Cumhurbaşkanı Recep Tayyip Erdoğan, "Hiç kimsenin ulaşamadığı, girmeye cesaret edemediği yerlerde Kızılayımızın bayrağının dalgalanıyor oluşu açıkçası bizleri gururlandırıyor. Pakistan'dan Somali'ye, Gazze'den Haiti'ye kadar dünyanın her köşesinde faaliyet gösteren böyle bir kuruma sahip olmakla övünmekte haklıyız" dedi.

Erdoğan, Haliç Kongre Merkezi'nde düzenlenen "Türk Kızılayı Madalya Programı ve İftar Gecesi"nde yaptığı konuşmada, Kızılay'a, altın madalya ile ödüllendirilen hayırseverlere ve bağışçılara şükranlarını sunduğunu belirterek, 1868 yılından beri Kızılay çatısı altında hizmet veren, bu uğurda hayatını kaybedenlere rahmet dileğinde bulundu.

Kızılay'ın ve onu temsil eden kırmızı hilalin milletin gönlünde çok önemli bir yeri olduğunu ifade eden Erdoğan, "Bu hilal, ülkemizde yaşanan her afette, her mülteci akınında, yaşanan her önemli hadisede, mağdurların, mazlumların gölgesine sığındıkları bir güven kapısı olmuştur" diye konuştu.

Kızılay'ın bu hilalinin artık sadece Türkiye'de değil, dünyanın dört bir yanında umudun sembolü olarak dalgalandığını dile getiren Erdoğan, Kızılay'ın bu mücadelesinde artık yalnız olmadığını kaydetti.

Cumhurbaşkanı Erdoğan, şöyle konuştu:

"Kızılay, AFAD'ımızla, TİKA'mızla, sivil toplum kuruluşlarımızla omuz omuza yardım faaliyetlerini sürdürüyor. Hiç kimsenin ulaşamadığı, girmeye cesaret edemediği yerlerde Kızılayımızın bayrağının dalgalanıyor oluşu açıkçası bizleri gururlandırıyor. Pakistan'dan Somali'ye, Gazze'den Haiti'ye kadar dünyanın her köşesinde faaliyet gösteren böyle bir kuruma sahip olmakla övünmekte haklıyız. Böyle bir sorumluluğu üstlenmek kolay değil. Kızılayımızın tüm kademelerindeki yönetici ve çalışanlarının bu bilinç içinde hareket ettiklerine inanıyorum. Somali'ye gittiğimde oradaki başkanından, tüm elemanlarına, o sıcağın altında, o kumların içerisinde bu kardeşlerimizin çalışmaları bizleri gururlandırmıştır. Bundan dolayı kendilerine bu dünyada şükranlarımı, ebedi alemde Rabbimin yüce katında değerlendirilmelerini özellikle niyaz ediyorum."

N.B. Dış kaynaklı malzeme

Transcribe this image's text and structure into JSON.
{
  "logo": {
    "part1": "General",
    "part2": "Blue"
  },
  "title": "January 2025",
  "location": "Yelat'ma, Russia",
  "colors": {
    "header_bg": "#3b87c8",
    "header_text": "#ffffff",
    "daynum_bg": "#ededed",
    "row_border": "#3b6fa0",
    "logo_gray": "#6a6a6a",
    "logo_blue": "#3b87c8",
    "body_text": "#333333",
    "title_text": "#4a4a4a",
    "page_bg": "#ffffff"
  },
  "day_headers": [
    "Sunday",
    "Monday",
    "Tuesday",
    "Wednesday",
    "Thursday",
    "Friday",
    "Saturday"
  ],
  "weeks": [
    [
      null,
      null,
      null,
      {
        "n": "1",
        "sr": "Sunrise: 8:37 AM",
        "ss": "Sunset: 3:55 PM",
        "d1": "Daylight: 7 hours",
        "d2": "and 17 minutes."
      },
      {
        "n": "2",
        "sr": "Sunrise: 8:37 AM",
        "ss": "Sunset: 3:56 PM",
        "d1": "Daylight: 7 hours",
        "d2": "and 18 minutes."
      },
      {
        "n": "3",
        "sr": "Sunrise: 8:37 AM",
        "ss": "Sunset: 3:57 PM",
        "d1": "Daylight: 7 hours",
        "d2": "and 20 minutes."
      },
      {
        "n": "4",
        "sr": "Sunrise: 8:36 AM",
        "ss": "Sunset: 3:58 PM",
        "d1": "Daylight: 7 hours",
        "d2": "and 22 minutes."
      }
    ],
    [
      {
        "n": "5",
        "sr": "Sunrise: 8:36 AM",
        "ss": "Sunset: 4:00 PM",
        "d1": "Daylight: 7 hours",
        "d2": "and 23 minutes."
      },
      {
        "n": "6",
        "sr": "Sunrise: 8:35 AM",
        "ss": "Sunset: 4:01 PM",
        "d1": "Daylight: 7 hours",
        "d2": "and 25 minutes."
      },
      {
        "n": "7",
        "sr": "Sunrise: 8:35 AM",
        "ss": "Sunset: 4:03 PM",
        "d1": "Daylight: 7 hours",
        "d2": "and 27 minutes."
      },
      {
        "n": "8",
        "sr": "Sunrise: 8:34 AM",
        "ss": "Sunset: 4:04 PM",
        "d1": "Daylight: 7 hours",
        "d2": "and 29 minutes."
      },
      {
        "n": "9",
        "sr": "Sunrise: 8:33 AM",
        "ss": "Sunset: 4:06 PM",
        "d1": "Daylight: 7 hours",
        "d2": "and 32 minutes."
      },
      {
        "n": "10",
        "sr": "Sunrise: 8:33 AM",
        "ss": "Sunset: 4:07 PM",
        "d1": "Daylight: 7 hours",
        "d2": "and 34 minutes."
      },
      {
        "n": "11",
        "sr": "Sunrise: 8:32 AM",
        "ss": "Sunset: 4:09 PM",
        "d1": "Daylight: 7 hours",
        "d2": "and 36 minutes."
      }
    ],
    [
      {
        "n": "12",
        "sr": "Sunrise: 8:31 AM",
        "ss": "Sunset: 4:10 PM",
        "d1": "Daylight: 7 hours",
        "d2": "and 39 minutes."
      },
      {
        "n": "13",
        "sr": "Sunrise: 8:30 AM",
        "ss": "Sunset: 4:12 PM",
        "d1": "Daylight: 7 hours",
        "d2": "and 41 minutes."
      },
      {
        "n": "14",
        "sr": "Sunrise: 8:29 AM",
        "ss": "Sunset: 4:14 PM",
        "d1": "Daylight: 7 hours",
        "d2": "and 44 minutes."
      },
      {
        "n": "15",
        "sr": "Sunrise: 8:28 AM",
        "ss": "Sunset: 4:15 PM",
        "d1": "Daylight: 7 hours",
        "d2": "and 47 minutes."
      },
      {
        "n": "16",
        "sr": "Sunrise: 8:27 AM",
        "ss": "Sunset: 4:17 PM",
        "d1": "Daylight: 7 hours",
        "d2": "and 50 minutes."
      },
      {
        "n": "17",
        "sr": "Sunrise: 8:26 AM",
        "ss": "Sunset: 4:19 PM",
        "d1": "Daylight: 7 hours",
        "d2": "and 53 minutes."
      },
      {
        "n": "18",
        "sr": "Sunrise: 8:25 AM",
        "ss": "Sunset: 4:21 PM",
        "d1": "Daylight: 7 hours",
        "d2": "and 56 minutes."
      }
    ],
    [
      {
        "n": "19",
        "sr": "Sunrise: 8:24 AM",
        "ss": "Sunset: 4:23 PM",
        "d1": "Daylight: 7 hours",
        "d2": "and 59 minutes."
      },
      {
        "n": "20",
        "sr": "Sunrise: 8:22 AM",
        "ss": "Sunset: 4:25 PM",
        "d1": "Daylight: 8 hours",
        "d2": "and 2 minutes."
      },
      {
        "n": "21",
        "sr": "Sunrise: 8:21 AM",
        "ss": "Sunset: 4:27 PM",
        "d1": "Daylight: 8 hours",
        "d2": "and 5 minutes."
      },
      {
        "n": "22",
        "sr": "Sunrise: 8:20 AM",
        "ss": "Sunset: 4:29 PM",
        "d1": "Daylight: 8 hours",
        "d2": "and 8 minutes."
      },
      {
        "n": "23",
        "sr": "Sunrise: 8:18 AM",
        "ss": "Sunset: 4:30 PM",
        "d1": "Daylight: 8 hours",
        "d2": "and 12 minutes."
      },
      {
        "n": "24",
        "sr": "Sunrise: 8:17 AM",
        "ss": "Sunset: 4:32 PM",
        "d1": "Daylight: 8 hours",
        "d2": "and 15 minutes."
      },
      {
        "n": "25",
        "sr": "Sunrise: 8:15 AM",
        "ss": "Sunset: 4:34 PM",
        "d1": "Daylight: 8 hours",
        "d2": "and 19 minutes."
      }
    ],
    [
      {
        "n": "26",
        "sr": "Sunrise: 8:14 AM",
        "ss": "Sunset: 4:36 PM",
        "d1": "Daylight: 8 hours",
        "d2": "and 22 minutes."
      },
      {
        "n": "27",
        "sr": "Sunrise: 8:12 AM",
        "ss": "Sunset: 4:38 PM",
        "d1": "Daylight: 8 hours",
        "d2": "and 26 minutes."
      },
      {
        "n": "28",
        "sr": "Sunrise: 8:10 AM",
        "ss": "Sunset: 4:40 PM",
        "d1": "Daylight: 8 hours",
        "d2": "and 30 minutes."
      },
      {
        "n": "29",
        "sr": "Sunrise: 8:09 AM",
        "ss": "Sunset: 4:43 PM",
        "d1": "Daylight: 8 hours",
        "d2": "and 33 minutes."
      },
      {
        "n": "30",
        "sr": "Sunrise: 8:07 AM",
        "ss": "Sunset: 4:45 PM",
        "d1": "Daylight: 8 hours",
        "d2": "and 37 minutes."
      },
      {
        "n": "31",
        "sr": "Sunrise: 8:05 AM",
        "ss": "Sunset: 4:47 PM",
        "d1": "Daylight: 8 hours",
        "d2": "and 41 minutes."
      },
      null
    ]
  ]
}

Ramazanın, yardımlaşmanın, gönül almanın, ihtiyaç sahiplerine el uzatmanın ayı olduğunu belirten Erdoğan, bu ayın aynı zamanda Kızılay'ın ayı olduğunu aktardı.

"Bugün 2 milyon civarındaki bu mülteci hep 'Türkiye, Türkiye, Türkiye' diyor"

Rutin yardımların yanında ramazanın manevi önemine ve bereketine uygun faaliyetlerle bu mübarek günlerin değerlendirildiğine dikkati çeken Erdoğan, konuşmasını şöyle sürdürdü:

" Suriye'de, Irak'ta, Filistin'de her türlü yardıma muhtaç milyonlarca kardeşimiz var. Aynı şekilde dünyanın pek çok bölgesinde çeşitli sebeplerle mağdur duruma düşmüş milyonlarca insan bulunuyor. Kızılay'ın yardım için uzatılan ellerden mümkün olan en çoğunu tutabilmesi, hayırseverlerin kendisine sağlayacağı destekle orantılıdır. Bugün Kızılay'a bağışta bulunan hayırseverlerimizin bir kısmıyla birlikteyiz ama Kızılay'ın tutması gereken daha çok el, dokunması gereken daha çok hayat var. Keşke imkan olsa da dünyadaki tüm garipleri, tüm mazlumları kucaklayabilsek. Herkesi değilse bile mümkün olan en fazla sayıda insana ulaşarak, görevimizi yerine getirmenin çabası içinde olmalıyız. Bunun için hayırseverlerimizi Kızılayımıza daha çok destek olmaya davet ediyorum. Unutmayın, veren el, alan elden üstündür. Bu anlayışla Kızılayımızın yanında çok daha güçlü şekilde durmalıyız. 'Hayırda yarışın' ilahi emri, kılavuzumuz olmalıdır. Gülümsemenin bile sadaka olarak kabul edildiği bir inancın mensupları olarak ülke içinde ve dışında yüz binlerce, milyonlarca insana yardım edilmesine katkı sağlamanın mükafatını iyi düşünmeliyiz. Cömert, verene değil verdiğine sevinene denir. Böyle güzel bir söz var. Buradaki hayırseverlerimizin de verdikleri için sevinenlerden olduklarına inanıyorum. Verilen eksilen değildir, verdiğiniz artandır."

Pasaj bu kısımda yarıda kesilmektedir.